Continuïteit in subsidie Praktijkleren is hard nodig voor instroom BBL-opleidingen

Onlangs verscheen er in Metaal & Techniek – een magazine van de Koninklijke Metaalunie – een interview met Hannie Vlug, de directievoorzitter van het SBB. Daarin geeft zij aan dat het ‘onhandig is dat de laatste jaren de subsidieregeling Praktijkleren onder vuur ligt’. Haar standpunt is dat de subsidieregeling mee moet ademen met de groei van het aantal studenten en dat het kabinet daarop actie dient te ondernemen. Will van Roosmalen, projectmanager van SMO, deelt die mening. In dit artikel vertelt hij meer over de subsidieregeling Praktijkleren in combinatie met SMO.
  • Staaf diagraam subsidie SMO

Bedrag aan subsidie per student is gedaald

In het interview met Hannie Vlug legt zij uit dat het momenteel zo is dat het bedrag aan subsidie dat per student beschikbaar is, is gedaald door een toename in het aantal BBL-studenten. Het budget is namelijk gemaximeerd. Dat houdt in dat wanneer meer bedrijven gebruik maken van het budget, het bedrag per student lager wordt. Voorheen was dit bedrag aan subsidie maximaal € 2.700,- en momenteel is dit gedaald naar € 2.200,-.

Will van Roosmalen legt dat nog wat specifieker uit: “Enerzijds is het absolute bedrag dat een bedrijf per student ontvangt dus lager dan voorheen, maar anderzijds is het ook zo dat het bedrag aan subsidie na afloop van het schooljaar pas wordt uitgekeerd. Er wordt dan gekeken naar het aantal instromers en dat bepaalt de hoogte van het bedrag aan subsidie per student. Veel bedrijven kijken voordat ze investeren in een BBL-er naar de hoogte van de subsidie en gaan daarmee rekenen. Als de subsidie Praktijkleren, die dus achteraf wordt betaald, dan een stuk lager uitvalt dan is dat een forse tegenvaller voor die bedrijven. Ze worden dan voorzichtiger met dit soort investeringen en dat heeft een negatief effect op de instroom van nieuwe medewerkers in BBL-sectoren.

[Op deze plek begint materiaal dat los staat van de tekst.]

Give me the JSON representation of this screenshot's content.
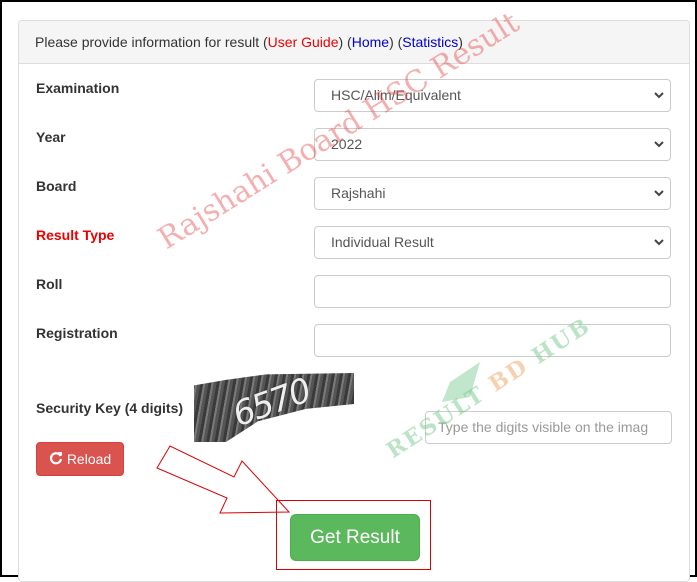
{
  "heading": {
    "prefix": "Please provide information for result (",
    "user_guide": "User Guide",
    "sep1": ") (",
    "home": "Home",
    "sep2": ") (",
    "statistics": "Statistics",
    "suffix": ")"
  },
  "form": {
    "examination": {
      "label": "Examination",
      "value": "HSC/Alim/Equivalent"
    },
    "year": {
      "label": "Year",
      "value": "2022"
    },
    "board": {
      "label": "Board",
      "value": "Rajshahi"
    },
    "result_type": {
      "label": "Result Type",
      "value": "Individual Result"
    },
    "roll": {
      "label": "Roll",
      "value": ""
    },
    "registration": {
      "label": "Registration",
      "value": ""
    },
    "security_key": {
      "label": "Security Key (4 digits)",
      "captcha_text": "6570",
      "placeholder": "Type the digits visible on the imag"
    }
  },
  "buttons": {
    "reload": "Reload",
    "get_result": "Get Result"
  },
  "watermarks": {
    "red": "Rajshahi Board HSC Result",
    "green_1": "RESULT ",
    "green_2": "BD",
    "green_3": " HUB"
  },
  "colors": {
    "accent_red": "#e00000",
    "link_blue": "#0000cc",
    "reload_bg": "#d9534f",
    "get_result_bg": "#5cb85c"
  }
}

“Het is raar om op BBL te bezuinigen”

Will van Roosmalen vervolgt: “Je ziet diverse instanties, waaronder het SBB, richting de overheid lobbyen om te realiseren dat er structureel een vast bedrag per student aan subsidie Praktijkleren wordt uitgekeerd. Dat is ook logisch, want uit onderzoek is gebleken dat de resultaten van BBL-opleidingen, ten opzichte van alternatieve opleidingsmethoden zoals BOL, al enige tijd beter zijn. Het is dan natuurlijk raar dat de overheid hier dan eigenlijk op wil bezuinigen, terwijl praktijkleren – ofwel de combinatie tussen theorie en praktijk – een beproefd concept is. Bovendien zie je dat het aantal BBL-studenten per schooljaar al jaren stijgende is, ook binnen de technieksector. Binnen die kaders is het dus enorm tegenstrijdig om de subsidie te korten.

Bedrijven binnen de metaalindustrie zijn absoluut bereid om te investeren in het opleiden van nieuwe (BBL) mensen. Ze willen dan echter wel graag duidelijkheid en zekerheid (vooraf), zodat het financiële plaatje aantrekkelijk blijft en ze niet achteraf met tekorten kampen. Het is dus belangrijk dat leerbedrijven die zekerheid hebben, voor de langere termijn. Daarom is het zaak dat de subsidie per student op een vast bedrag wordt vastgesteld en dat deze wordt gecontinueerd. Doe je dat namelijk niet, dan worden bedrijven voorzichtig met investeren wat als gevolg heeft dat de instroom zal vertragen en de tekorten op de arbeidsmarkt groter worden.”

Goede samenwerking nodig tussen onderwijs en bedrijven

“Er is goede samenwerking nodig tussen het onderwijs en het bedrijfsleven. Momenteel, maar zeker ook de komende jaren, zijn er binnen de metaalindustrie keihard vakmensen nodig. Er moet dus structureel subsidie beschikbaar worden gesteld om nieuwe mensen op te kunnen leiden en daarmee ook een continue instroom voor BBL-opleidingen te creëren. Zonder subsidieregeling Praktijkleren gaan bedrijven op zoek naar goedkopere alternatieven die maatschappelijk vaak minder opbrengen. Doordat de continuïteit nu niet gegarandeerd is, is de instroom van nieuwe medewerkers in BBL-sectoren, waaronder techniek, in gevaar. BBL is echter ontzettend belangrijk voor de instroom en ontwikkeling en moet daarom behouden blijven”, zo besluit Will van Roosmalen.